The ring-balancer also supports the least-connections algorithm, which selects the target with the lowest number of connections, weighted by the Target’s weight attribute.

For more information on the exact settings see the upstream section of the Admin API reference.

Balancing caveats

The ring-balancer is designed to work both with a single node as well as in a cluster. For the weighted-round-robin algorithm there isn’t much difference, but when using the hash based algorithm it is important that all nodes build the exact same ring-balancer to make sure they all work identical. To do this the balancer must be build in a deterministic way.

  • Do not use hostnames in the balancer as the balancers might/will slowly diverge because the DNS ttl has only second precision and renewal is determined by when a name is actually requested. On top of this is the issue with some nameservers not returning all entries, which exacerbates this problem. So when using the hashing approach in a Kong cluster, add target entities only by their IP address, and never by name.

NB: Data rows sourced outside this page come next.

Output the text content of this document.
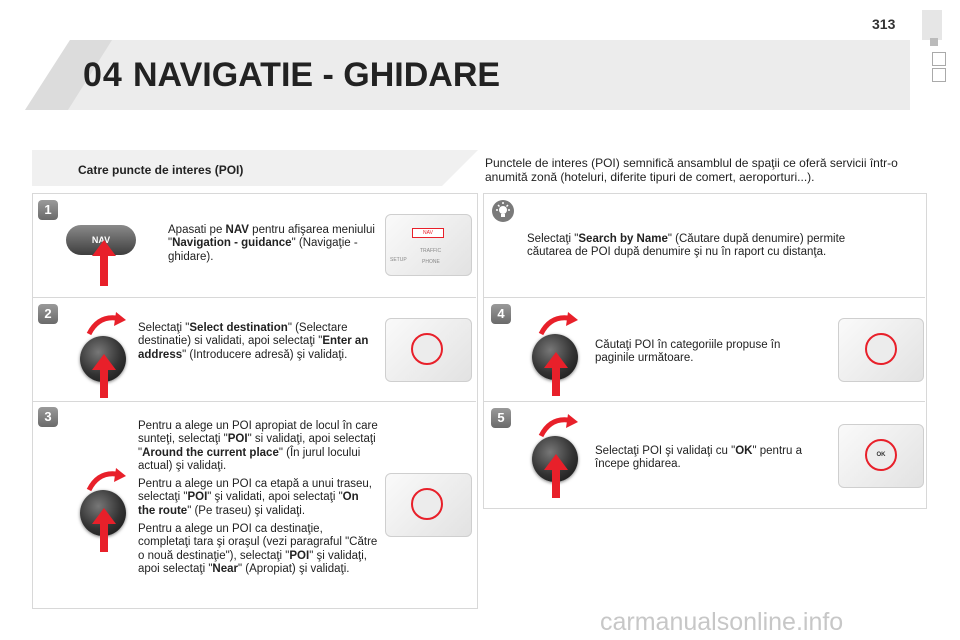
04 NAVIGATIE - GHIDARE
313
Catre puncte de interes (POI)	Punctele de interes (POI) semnifică ansamblul de spaţii ce oferă servicii într-o anumită zonă (hoteluri, diferite tipuri de comert, aeroporturi...).
1
NAV
Apasati pe NAV pentru afişarea meniului "Navigation - guidance" (Navigaţie - ghidare).
NAV
TRAFFIC
SETUP	PHONE
2
Selectaţi "Select destination" (Selectare destinatie) si validati, apoi selectaţi "Enter an address" (Introducere adresă) şi validaţi.
3
Pentru a alege un POI apropiat de locul în care sunteţi, selectaţi "POI" si validaţi, apoi selectaţi "Around the current place" (În jurul locului actual) şi validaţi.
Pentru a alege un POI ca etapă a unui traseu, selectaţi "POI" şi validati, apoi selectaţi "On the route" (Pe traseu) şi validaţi.
Pentru a alege un POI ca destinaţie, completaţi tara şi oraşul (vezi paragraful "Către o nouă destinaţie"), selectaţi "POI" şi validaţi, apoi selectaţi "Near" (Apropiat) şi validaţi.
Selectaţi "Search by Name" (Căutare după denumire) permite căutarea de POI după denumire şi nu în raport cu distanţa.
4
Căutaţi POI în categoriile propuse în paginile următoare.
5
Selectaţi POI şi validaţi cu "OK" pentru a începe ghidarea.
OK
carmanualsonline.info
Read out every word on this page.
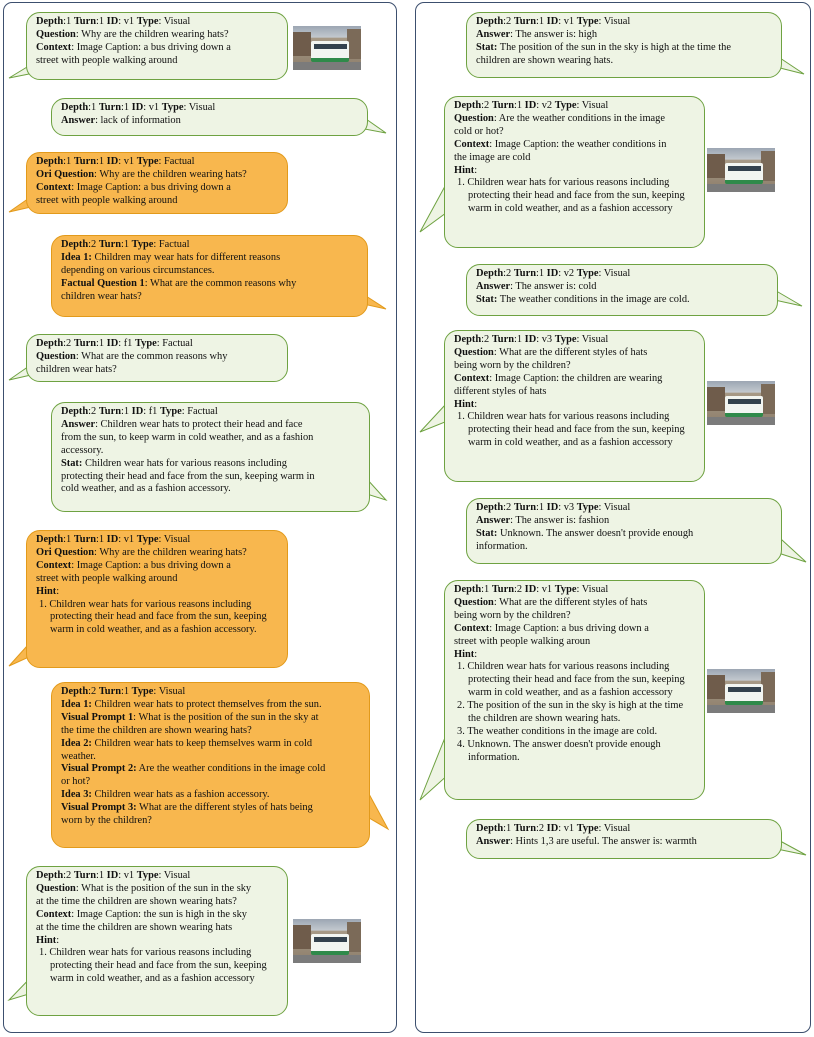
Depth:1 Turn:1 ID: v1 Type: Visual
Question: Why are the children wearing hats?
Context: Image Caption: a bus driving down a
street with people walking around
Depth:1 Turn:1 ID: v1 Type: Visual
Answer: lack of information
Depth:1 Turn:1 ID: v1 Type: Factual
Ori Question: Why are the children wearing hats?
Context: Image Caption: a bus driving down a
street with people walking around
Depth:2 Turn:1 Type: Factual
Idea 1: Children may wear hats for different reasons
depending on various circumstances.
Factual Question 1: What are the common reasons why
children wear hats?
Depth:2 Turn:1 ID: f1 Type: Factual
Question: What are the common reasons why
children wear hats?
Depth:2 Turn:1 ID: f1 Type: Factual
Answer: Children wear hats to protect their head and face
from the sun, to keep warm in cold weather, and as a fashion
accessory.
Stat: Children wear hats for various reasons including
protecting their head and face from the sun, keeping warm in
cold weather, and as a fashion accessory.
Depth:1 Turn:1 ID: v1 Type: Visual
Ori Question: Why are the children wearing hats?
Context: Image Caption: a bus driving down a
street with people walking around
Hint:
1. Children wear hats for various reasons including protecting their head and face from the sun, keeping warm in cold weather, and as a fashion accessory.
Depth:2 Turn:1 Type: Visual
Idea 1: Children wear hats to protect themselves from the sun.
Visual Prompt 1: What is the position of the sun in the sky at
the time the children are shown wearing hats?
Idea 2: Children wear hats to keep themselves warm in cold
weather.
Visual Prompt 2: Are the weather conditions in the image cold
or hot?
Idea 3: Children wear hats as a fashion accessory.
Visual Prompt 3: What are the different styles of hats being
worn by the children?
Depth:2 Turn:1 ID: v1 Type: Visual
Question: What is the position of the sun in the sky
at the time the children are shown wearing hats?
Context: Image Caption: the sun is high in the sky
at the time the children are shown wearing hats
Hint:
1. Children wear hats for various reasons including protecting their head and face from the sun, keeping warm in cold weather, and as a fashion accessory
Depth:2 Turn:1 ID: v1 Type: Visual
Answer: The answer is: high
Stat: The position of the sun in the sky is high at the time the
children are shown wearing hats.
Depth:2 Turn:1 ID: v2 Type: Visual
Question: Are the weather conditions in the image
cold or hot?
Context: Image Caption: the weather conditions in
the image are cold
Hint:
1. Children wear hats for various reasons including protecting their head and face from the sun, keeping warm in cold weather, and as a fashion accessory
Depth:2 Turn:1 ID: v2 Type: Visual
Answer: The answer is: cold
Stat: The weather conditions in the image are cold.
Depth:2 Turn:1 ID: v3 Type: Visual
Question: What are the different styles of hats
being worn by the children?
Context: Image Caption: the children are wearing
different styles of hats
Hint:
1. Children wear hats for various reasons including protecting their head and face from the sun, keeping warm in cold weather, and as a fashion accessory
Depth:2 Turn:1 ID: v3 Type: Visual
Answer: The answer is: fashion
Stat: Unknown. The answer doesn't provide enough
information.
Depth:1 Turn:2 ID: v1 Type: Visual
Question: What are the different styles of hats
being worn by the children?
Context: Image Caption: a bus driving down a
street with people walking aroun
Hint:
1. Children wear hats for various reasons including protecting their head and face from the sun, keeping warm in cold weather, and as a fashion accessory
2. The position of the sun in the sky is high at the time the children are shown wearing hats.
3. The weather conditions in the image are cold.
4. Unknown. The answer doesn't provide enough information.
Depth:1 Turn:2 ID: v1 Type: Visual
Answer: Hints 1,3 are useful. The answer is: warmth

  • When picking your hash input make sure the input has enough variance to get to a well distributed hash. Hashes will be calculated using the CRC-32 digest. So for example, if your system has thousands of users, but only a few consumers, defined per platform (e.g. 3 consumers: Web, iOS and Android) then picking the consumer hash input will not suffice, using the remote IP address by setting the hash to ip would provide more variance in the input and hence a better distribution in the hash output. However, if many clients will be behind the same NAT gateway (e.g. in call center), cookie will provide a better distribution than ip.